Nas palavras de Freire (2011, p. 19),temos a leitura como um ato que envolve compreensão crítica, em que “[...] não se esgota na decodificação pura da palavra escrita ou da linguagem escrita, mas que se antecipa e se alonga na inteligência do mundo”. Assim, a partir das palavras do autor, compreendemos que a leitura do mundo precede a leitura da palavra, daí que a posterior desta não possa prescindir da continuidade da leitura daquele.

Resultados de pesquisas têm mostrado que ações que envolvem as tertúlias literárias dialógicas em contexto escolar têm potencializado o desenvolvimento da competência leitora, nesse sentido, temos nos dedicado a pensar ações com essa temática, em especial, a partir de pesquisa de mestrado em andamento.

Para esse texto, apresentamos discussões teórico-metodológicas acerca do conceito de TLD e sua relação com a leitura.
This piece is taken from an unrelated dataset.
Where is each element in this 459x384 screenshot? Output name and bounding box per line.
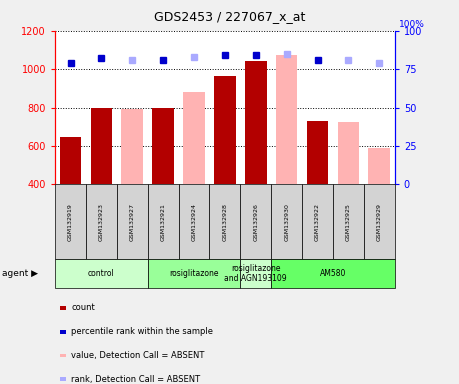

Leitura e Tertúlia Literária Dialógica

A leitura numa perspectiva freiriana é tomada como a enunciação do homem ao mundo, e não simplesmente a decodificação de palavras, mas sim o ler mediante ao contexto em que estamos inseridos. Ao lermos a palavra mediatizada pelo mundo, sendo ela “palavramundo”, temos a leitura como uma ação singular, “[...] além de uma prática que consiste, basicamente, na compreensão de textos, a leitura pode ser uma experiência. Uma experiência da linguagem, uma experiência sensível, emocional, uma experiência em que está em jogo nossa sensibilidade” (LARROSA, 2011, p. 10).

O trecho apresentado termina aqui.